I currently work for the Department of Hopes and Dreams (not their real name) and like many out there I have to complete a weekly timesheet for project accounting purposes. Whist it's never much fun I recognise that it is a necesary evil.

However my real bugbear here is the timesheet software that we use, let's call it Opacity (again not their real name) which is a commonly used application that has been sold extensively worldwide. Here's the problem.

How many clicks/keystrokes should it take to enter my start time, end times and breaks for 5 days. Have a guess. Maybe 20, 25? Wrong. I counted it this week. It took 73 mouse click and 20 character presses. This raises more questions than answers.

How can anyone write a user interface so bad? How could anyone demo this package and go home and sleep at night? What idiot actually sat through a demo and selected this software?

Answer please on a postcard to ....

Me and my blog

Welcome to the very first post on IT Journeyman.
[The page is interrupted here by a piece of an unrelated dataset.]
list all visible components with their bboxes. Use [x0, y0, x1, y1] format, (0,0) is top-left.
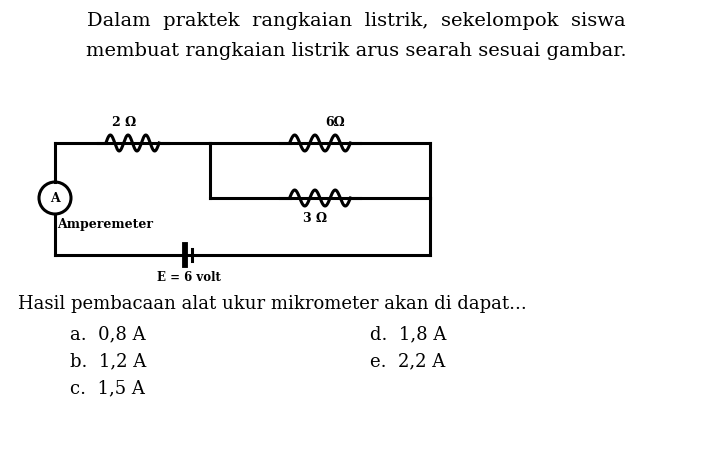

The purpose of this blog is to share stories, anecdotes and observations from the wonderful world of IT - as I see IT. Am I qualified to write this - well I suppose so is the simple answer and more the the point you can't stop me.

About me - I've been active in the world of IT for the last two decades and have had exposure to a wide variety of platforms and systems - everything from mainframe to micro and transactional applications to data warehouses. Among others I've worked for software houses, consultancies, banks, insurers, media and telcos, government and sometime for myself.

So welcome to my blog and enjoy. If any of what I write strikes a chord within you feel free to share with your contacts.